Fetching ice packs and assisting in clean-ups may seem like busy work, but Maria Berthiaume finds it to be a rewarding experience.

“Depending on the injury, [the clinic] is for strengthening and for massaging out swelling to get [the injury] back to functional mobility after an injury of some sort,” Berthiaume says.

As a physical therapy major, Berthiaume hopes to someday work as an athletic trainer at an Olympics Training Center. That is why, as a freshman, she finds that assisting in physical therapy and athletic training services, such as strength training and rehabilitation, is a rewarding experience.

“I’ve learned a lot about specific injuries and different techniques of rehab,” Berthiaume says. She says she has also benefited from opportunities to assist in the use of medical equipment, such as ultrasounds.

While working with a staff of primarily freshman and sophomore physical therapy majors has taught her a lot, Berthiaume says the Sports Rehabilitation Clinic itself is a great benefit to Marquette students.

 

8. Russell Johnston, sophomore, teaching assistant for ARSC labs

Having taken the class last year, Russell Johnston felt that working as a teaching assistant for the Concepts in Modern Science labs would help him reach his goal of being a teacher.

“I’m in there, as a sophomore, leading a bunch of freshmen through the lab, and it’s such good practice,” he says.

As a teaching assistant, Johnston is in charge of running a weekly lab, as well as grading lab reports and answering questions that students have regarding the class. “All of the TAs do the lab the week before and then somewhat act as a go-between for the professors and [the students],” Johnston says.

Even though he took the class as a freshman, he says it’s definitely not the same experience. “I view [the class] differently because you can kind of see the other side of things, what the teacher’s thinking about when she’s assigning all of this [work] and more of the reasoning behind everything,” Johnston says.

 

9. Ben Fate, sophomore, RHA vice president for campus relations

As acting vice president for Campus Relations for the Residence Hall Association, Ben Fate might not receive the benefits of a paid job. However, Fate takes on the leadership position for alternative reasons.

“A perk of working for RHA is that all the types of people who I work with are similar to me in that we really enjoy being student leaders and we like helping other people accomplish their goals,” Fate says. “But the job is a little bit more unpredictable.”

This unpredictability has not prevented Fate from pursuing a leadership position at Marquette.
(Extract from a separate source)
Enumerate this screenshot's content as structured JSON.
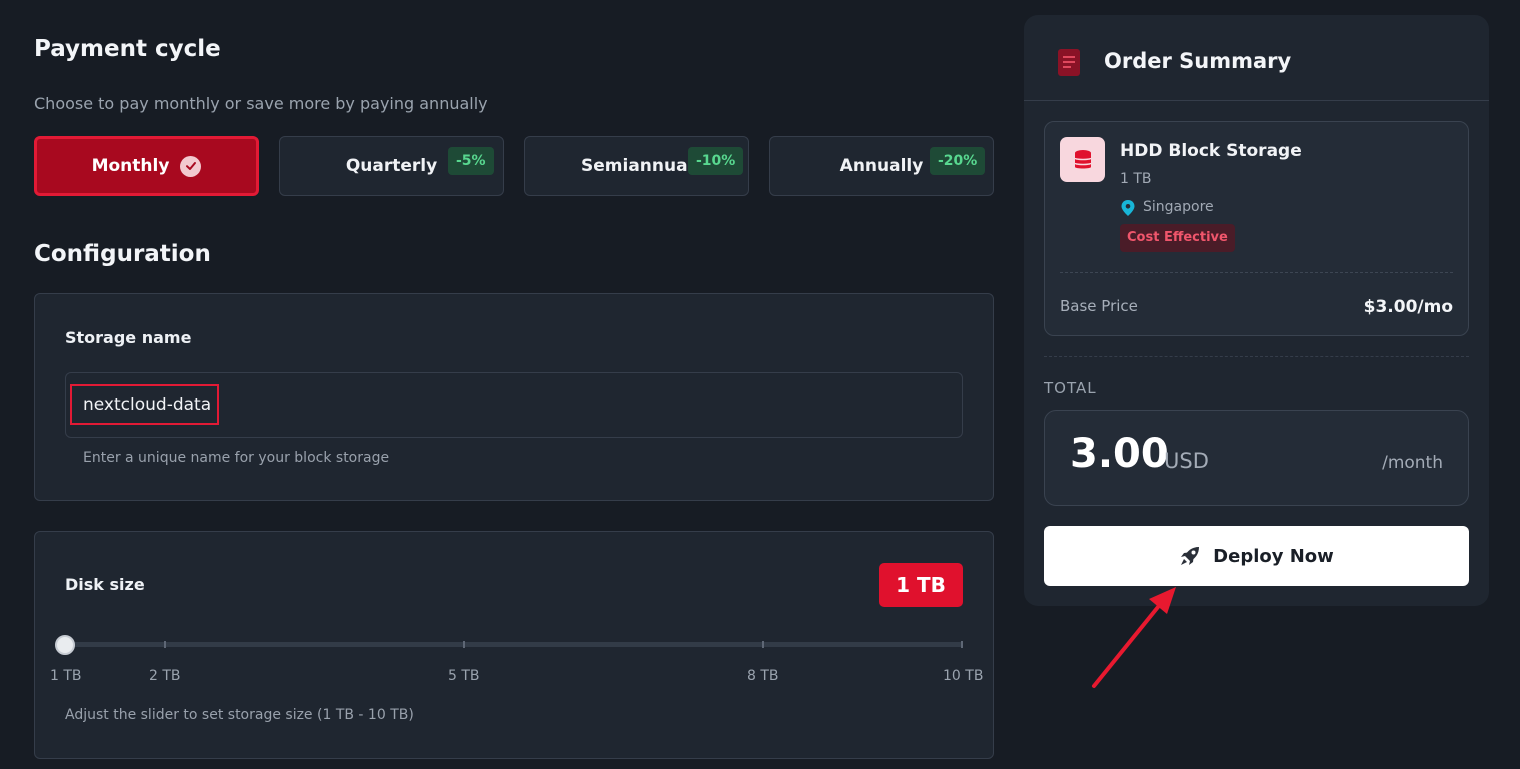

While co-chairing networking and marketing within RHA, which serves as a publicity committee, he’s able to meet with students as equally committed to leadership as he is.

“For RHA, I mostly work with student leaders who have chosen to be in RHA,” Fate says. “They all have different leadership styles, but in terms of their commitment, I think they’re probably more committed to what they do because it’s somewhat of a volunteer position.”

A part of Fate’s commitment to RHA includes co-chairing the Lil’ Sibs Weekend planning committee, which involves coordinating the events that take place in April, when siblings visit their Marquette brothers and sisters.